I'd appreciate help with solving this convex quadrilateral riddle. It appears to hold true in all of my test cases, but I'm not sure how I would go about writing a proof for it.
Let $UVWX$ be a convex quadrilateral. Let $Y$ be the midpoint of $UW$, and let $Z$ be the midpoint of $VX$. Show that $|UV| + |VW| + |WX| + |XU| \geq |UW| + |VX| + 2|YZ|$ where $|UV|$ denotes the distance from $U$ to $V$.
Since $UVWX$ is convex, all its interior angles are $\le 180^\circ$.

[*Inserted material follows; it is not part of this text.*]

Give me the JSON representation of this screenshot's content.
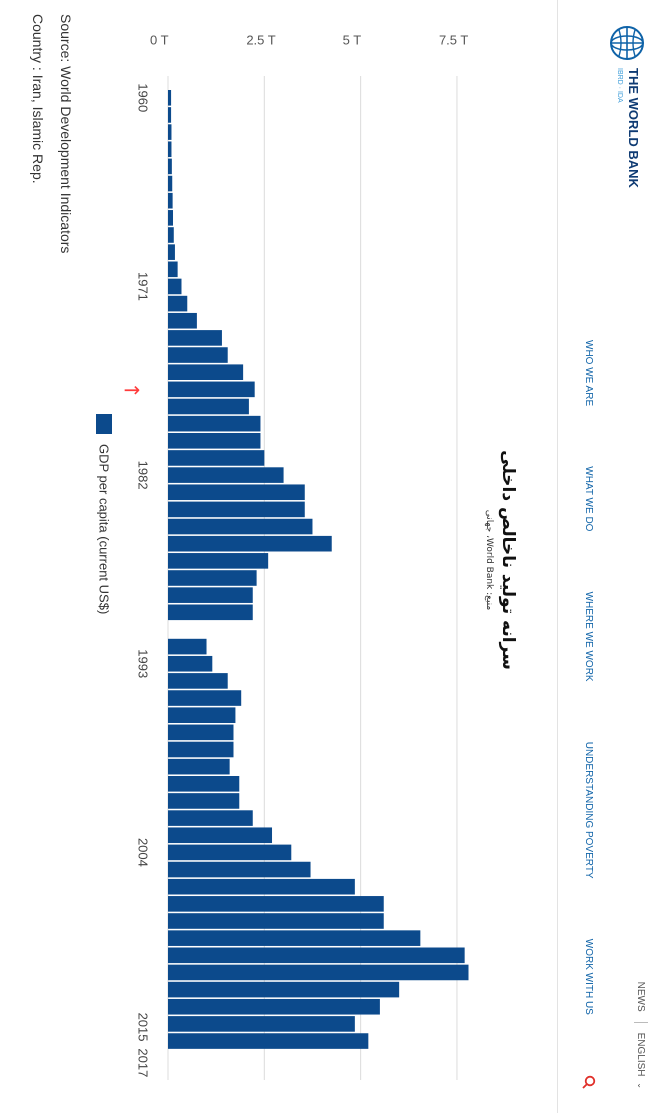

Also $\text{"Z is midpoint of VY"} \implies 2|YZ| = |VY| \tag{1}$
We have the following:
So $\angle{UVX} < 180^\circ$ unless $U,V,W,X$ are collinear. Such a shape is not a quadrilateral.
Thus we can draw a point $T$ such that $UVXT$ is a parallelogram. Then it follows by similar triangles that $VY$ lies on the diagonal and $|VT| = 2|VY|$. By the triangle inequality applied to $\Delta{VUT}$ we have:
$|VT| \le |VU| + |UT|$ which can be rearranged to $|VT| \le |UV| + |VX|$
Hence $2|VY| \le |UV| + |VX| \tag{2}$
Therefore, it would be sufficient to prove
$|UV| + |VW| + |WX| + |XU| \ge |UW| + |VX| + \frac{1}{2}(|UV| + |VX|)$
or equivalently
$\frac{1}{2}|UV| + |VW| + |WX| + |XU| \ge |UW| + \frac{3}{2}|VX| \tag{3}$
But this fails in the case of a unit square where $|UV| = |VW| = |WX| = |XU| = 1, |UW| = |VX| = \sqrt2$ because $3.5 < 2.5 \sqrt2$.
So using this approach, we are at an impasse. Asymmetry considerations alone would make me suspicious of (3) and even of the original inequality to be proved.